Neben unzähligen kleineren Stämmen, die teilweise sogar noch nomadisch Leben, begegnen uns im Nordwesten und Westen des Iran viele stolze Azeri, Kurden und Loren. Die ethnischen Minderheiten sind häufig leicht zu erkennen, denn sie haben sehr eigene kulturelle Traditionen, die intensiv ausgelebt werden. In vielen Regionen finden wir Menschen mit eigener Sprache, Kleidungsstil, Speisen, Gesang und Musik, Tanz und Lebensweise. Von den größeren ethnischen Gruppen wollen wir exemplarisch einige vorstellen, die uns auf unserem Weg begegnet sind.


Trampen im Iran

Azeris

Die zweitgrößte ethnische Gruppe im Iran nach den Farsi (Persern) siedelt vor allem um die Millionenstadt Tabris - unserem ersten Halt - und der türkischen-azerbaidschanischen Grenzregion. Die iranischen Azerbaidschaner stellen die größte Population von Azerbaidschanern auf der Welt, mehr sogar als in Azerbaidschan selbst.

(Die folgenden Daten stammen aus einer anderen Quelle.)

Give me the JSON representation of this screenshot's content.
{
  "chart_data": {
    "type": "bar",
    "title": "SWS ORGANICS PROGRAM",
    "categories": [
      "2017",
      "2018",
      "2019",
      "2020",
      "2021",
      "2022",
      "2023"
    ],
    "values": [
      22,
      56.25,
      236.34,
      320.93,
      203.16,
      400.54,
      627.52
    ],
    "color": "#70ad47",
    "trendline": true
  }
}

Die Azeri sind deutlich assimilierter als beispielsweise iranische Kurden. Das zeigt sich nicht nur im Kleidungsstil, der wie in Farsi-geprägten Regionen dem westlichen entspricht, aber auch in der ausgeglichenen Repräsentation in Politik, Militär und intellektueller sowie religiöser Hierarchie. Von der Eigenständigkeit zeugt aber ein im 20. Jahrhundert geführter kurzlebiger autonomer Staat, der von der Sowjetunion initiiert und gestützt wurde.

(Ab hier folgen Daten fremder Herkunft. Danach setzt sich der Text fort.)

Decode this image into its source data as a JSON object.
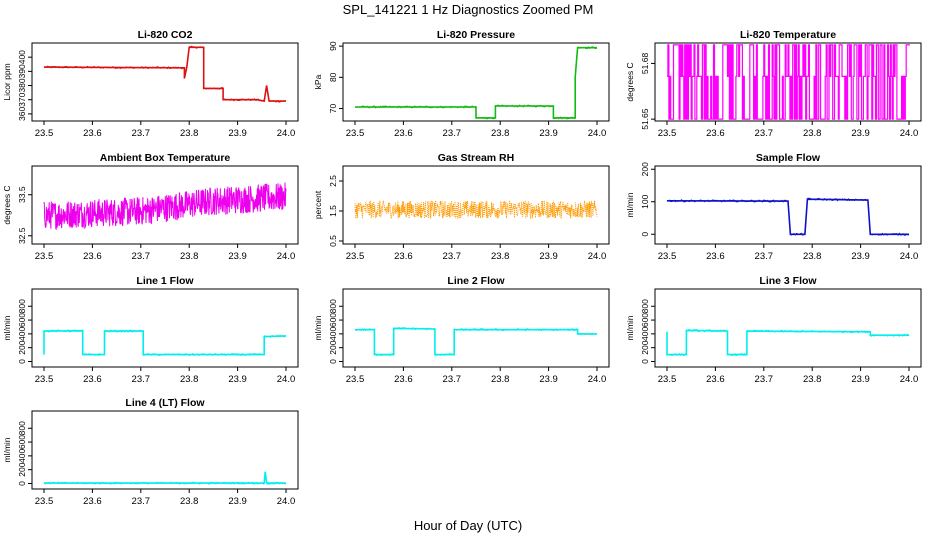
{
  "main_title": "SPL_141221  1 Hz Diagnostics Zoomed PM",
  "shared_xlabel": "Hour of Day (UTC)",
  "chart_data": [
    {
      "type": "line",
      "title": "Li-820 CO2",
      "ylabel": "Licor ppm",
      "color": "#dd1111",
      "xlim": [
        23.5,
        24.0
      ],
      "xticks": [
        "23.5",
        "23.6",
        "23.7",
        "23.8",
        "23.9",
        "24.0"
      ],
      "ylim": [
        355,
        410
      ],
      "yticks": [
        360,
        370,
        380,
        390,
        400
      ],
      "x": [
        23.5,
        23.79,
        23.79,
        23.795,
        23.8,
        23.82,
        23.83,
        23.83,
        23.87,
        23.87,
        23.9,
        23.94,
        23.955,
        23.96,
        23.965,
        24.0
      ],
      "values": [
        393,
        392.5,
        385,
        393,
        407,
        407,
        407,
        378,
        378,
        370,
        370,
        370,
        369,
        380,
        369,
        369
      ]
    },
    {
      "type": "line",
      "title": "Li-820 Pressure",
      "ylabel": "kPa",
      "color": "#11bb11",
      "xlim": [
        23.5,
        24.0
      ],
      "xticks": [
        "23.5",
        "23.6",
        "23.7",
        "23.8",
        "23.9",
        "24.0"
      ],
      "ylim": [
        66,
        91
      ],
      "yticks": [
        70,
        80,
        90
      ],
      "x": [
        23.5,
        23.75,
        23.75,
        23.79,
        23.79,
        23.91,
        23.91,
        23.955,
        23.955,
        23.96,
        23.965,
        24.0
      ],
      "values": [
        70.5,
        70.5,
        67,
        67,
        70.8,
        70.8,
        67,
        67,
        80,
        89.5,
        89.5,
        89.5
      ]
    },
    {
      "type": "line",
      "title": "Li-820 Temperature",
      "ylabel": "degrees C",
      "color": "#ff00ff",
      "xlim": [
        23.5,
        24.0
      ],
      "xticks": [
        "23.5",
        "23.6",
        "23.7",
        "23.8",
        "23.9",
        "24.0"
      ],
      "ylim": [
        51.649,
        51.691
      ],
      "yticks": [
        51.65,
        51.68
      ],
      "pattern": "square",
      "levels": [
        51.65,
        51.673,
        51.69
      ]
    },
    {
      "type": "line",
      "title": "Ambient Box Temperature",
      "ylabel": "degrees C",
      "color": "#ee00ee",
      "xlim": [
        23.5,
        24.0
      ],
      "xticks": [
        "23.5",
        "23.6",
        "23.7",
        "23.8",
        "23.9",
        "24.0"
      ],
      "ylim": [
        32.3,
        34.2
      ],
      "yticks": [
        32.5,
        33.5
      ],
      "pattern": "noise",
      "trend": [
        [
          23.5,
          33.0
        ],
        [
          23.7,
          33.1
        ],
        [
          23.85,
          33.35
        ],
        [
          24.0,
          33.45
        ]
      ],
      "amplitude": 0.35
    },
    {
      "type": "scatter",
      "title": "Gas Stream RH",
      "ylabel": "percent",
      "color": "#ff9900",
      "xlim": [
        23.5,
        24.0
      ],
      "xticks": [
        "23.5",
        "23.6",
        "23.7",
        "23.8",
        "23.9",
        "24.0"
      ],
      "ylim": [
        0.4,
        3.0
      ],
      "yticks": [
        0.5,
        1.5,
        2.5
      ],
      "pattern": "noise",
      "trend": [
        [
          23.5,
          1.55
        ],
        [
          24.0,
          1.55
        ]
      ],
      "amplitude": 0.3
    },
    {
      "type": "line",
      "title": "Sample Flow",
      "ylabel": "ml/min",
      "color": "#1111cc",
      "xlim": [
        23.5,
        24.0
      ],
      "xticks": [
        "23.5",
        "23.6",
        "23.7",
        "23.8",
        "23.9",
        "24.0"
      ],
      "ylim": [
        -30,
        210
      ],
      "yticks": [
        0,
        100,
        200
      ],
      "x": [
        23.5,
        23.75,
        23.755,
        23.785,
        23.79,
        23.915,
        23.92,
        24.0
      ],
      "values": [
        103,
        102,
        0,
        0,
        108,
        105,
        0,
        0
      ]
    },
    {
      "type": "line",
      "title": "Line 1 Flow",
      "ylabel": "ml/min",
      "color": "#00eeee",
      "xlim": [
        23.5,
        24.0
      ],
      "xticks": [
        "23.5",
        "23.6",
        "23.7",
        "23.8",
        "23.9",
        "24.0"
      ],
      "ylim": [
        -80,
        1050
      ],
      "yticks": [
        0,
        200,
        400,
        600,
        800
      ],
      "x": [
        23.5,
        23.5,
        23.58,
        23.58,
        23.625,
        23.625,
        23.705,
        23.705,
        23.955,
        23.955,
        24.0
      ],
      "values": [
        100,
        440,
        445,
        100,
        100,
        440,
        440,
        100,
        100,
        360,
        370
      ]
    },
    {
      "type": "line",
      "title": "Line 2 Flow",
      "ylabel": "ml/min",
      "color": "#00eeee",
      "xlim": [
        23.5,
        24.0
      ],
      "xticks": [
        "23.5",
        "23.6",
        "23.7",
        "23.8",
        "23.9",
        "24.0"
      ],
      "ylim": [
        -80,
        1050
      ],
      "yticks": [
        0,
        200,
        400,
        600,
        800
      ],
      "x": [
        23.5,
        23.54,
        23.54,
        23.58,
        23.58,
        23.665,
        23.665,
        23.705,
        23.705,
        23.96,
        23.96,
        24.0
      ],
      "values": [
        460,
        460,
        100,
        100,
        480,
        470,
        100,
        100,
        460,
        460,
        400,
        400
      ]
    },
    {
      "type": "line",
      "title": "Line 3 Flow",
      "ylabel": "ml/min",
      "color": "#00eeee",
      "xlim": [
        23.5,
        24.0
      ],
      "xticks": [
        "23.5",
        "23.6",
        "23.7",
        "23.8",
        "23.9",
        "24.0"
      ],
      "ylim": [
        -80,
        1050
      ],
      "yticks": [
        0,
        200,
        400,
        600,
        800
      ],
      "x": [
        23.5,
        23.5,
        23.54,
        23.54,
        23.625,
        23.625,
        23.665,
        23.665,
        23.92,
        23.92,
        24.0
      ],
      "values": [
        430,
        100,
        100,
        450,
        440,
        100,
        100,
        440,
        430,
        380,
        380
      ]
    },
    {
      "type": "line",
      "title": "Line 4 (LT) Flow",
      "ylabel": "ml/min",
      "color": "#00eeee",
      "xlim": [
        23.5,
        24.0
      ],
      "xticks": [
        "23.5",
        "23.6",
        "23.7",
        "23.8",
        "23.9",
        "24.0"
      ],
      "ylim": [
        -80,
        1050
      ],
      "yticks": [
        0,
        200,
        400,
        600,
        800
      ],
      "x": [
        23.5,
        23.955,
        23.957,
        23.96,
        23.962,
        24.0
      ],
      "values": [
        5,
        5,
        170,
        10,
        5,
        5
      ]
    }
  ]
}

Auch sprachlich haben sich Azeris Autonomie bewahrt. So wird neben Farsi auch Azerbaidschanisch, eine eng mit dem Türkischen verwandte Sprache, gesprochen. Hier konnten wir mit unserer auf der Durchfahrt durch die Türkei gesammelten Sprachkenntnissen punkten. Auf ein türkisches "Merhaba" (Hallo) kam strahlendes Lächeln zurück und Brot (Ekmek) konnten wir auch schon bestellen. Darüber hinaus gibt es eine ausgeprägte eigene Musik- und Tanzkultur, die auf einen gemeinsamen kaukasischen insbesondere georgischen Ursprung verweist.

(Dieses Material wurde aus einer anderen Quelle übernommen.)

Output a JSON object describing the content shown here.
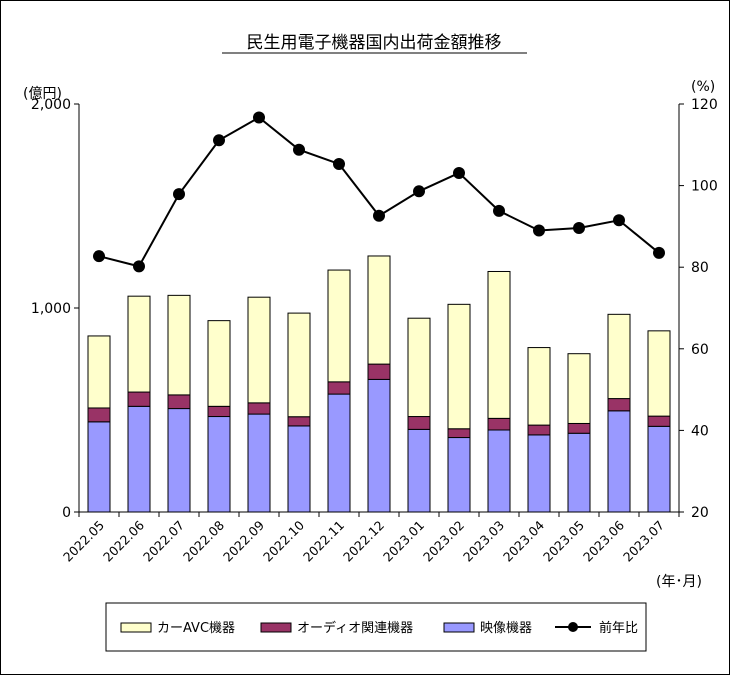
{
  "chart_data": {
    "type": "bar",
    "title": "民生用電子機器国内出荷金額推移",
    "left_unit": "(億円)",
    "right_unit": "(%)",
    "x_unit": "(年･月)",
    "categories": [
      "2022.05",
      "2022.06",
      "2022.07",
      "2022.08",
      "2022.09",
      "2022.10",
      "2022.11",
      "2022.12",
      "2023.01",
      "2023.02",
      "2023.03",
      "2023.04",
      "2023.05",
      "2023.06",
      "2023.07"
    ],
    "stacked": true,
    "series": [
      {
        "name": "映像機器",
        "kind": "bar",
        "axis": "left",
        "color": "#9999ff",
        "values": [
          442,
          518,
          507,
          468,
          480,
          422,
          578,
          650,
          405,
          365,
          402,
          378,
          386,
          496,
          420
        ]
      },
      {
        "name": "オーディオ関連機器",
        "kind": "bar",
        "axis": "left",
        "color": "#993366",
        "values": [
          68,
          70,
          67,
          50,
          55,
          45,
          60,
          75,
          63,
          43,
          57,
          48,
          48,
          60,
          50
        ]
      },
      {
        "name": "カーAVC機器",
        "kind": "bar",
        "axis": "left",
        "color": "#ffffcc",
        "values": [
          353,
          470,
          488,
          420,
          518,
          508,
          548,
          530,
          482,
          610,
          720,
          380,
          342,
          413,
          418
        ]
      },
      {
        "name": "前年比",
        "kind": "line",
        "axis": "right",
        "color": "#000000",
        "values": [
          82.7,
          80.2,
          97.9,
          111.1,
          116.7,
          108.8,
          105.3,
          92.6,
          98.6,
          103.1,
          93.8,
          89.0,
          89.6,
          91.5,
          83.5
        ]
      }
    ],
    "left_axis": {
      "ylim": [
        0,
        2000
      ],
      "ticks": [
        "0",
        "1,000",
        "2,000"
      ]
    },
    "right_axis": {
      "ylim": [
        20,
        120
      ],
      "ticks": [
        "20",
        "40",
        "60",
        "80",
        "100",
        "120"
      ]
    },
    "legend_order": [
      "カーAVC機器",
      "オーディオ関連機器",
      "映像機器",
      "前年比"
    ],
    "legend_position": "bottom",
    "grid": false
  }
}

Unsere sehr entspannte Gesellschaft beim Mittagessen

Kurden

Für uns eine Herzensangelegenheit, aber auch ein kompliziertes Thema. Das Volk der Kurden ist die größte ethnische Gruppe der Welt, die keinen eigenen Staat bildet. Wie vielleicht bereits bekannt, verteilen sich die Kurden vor allem auf die Türkei (die größte Population mit ca. 15 Millionen), Irak (ca. 5,4 Millionen), Iran (ca. 4 Millionen) und Syrien (ca. 2 Millionen). Auf dem Weg haben wir mit dem türkischen Kurden Mesut einen kurzen Einblick in den kurdischen Alltag in der Türkei gewonnen. Und so haben wir uns auch im Iran sehr darauf gefreut, in mehrheitlich kurdischen Gebieten unterwegs zu sein.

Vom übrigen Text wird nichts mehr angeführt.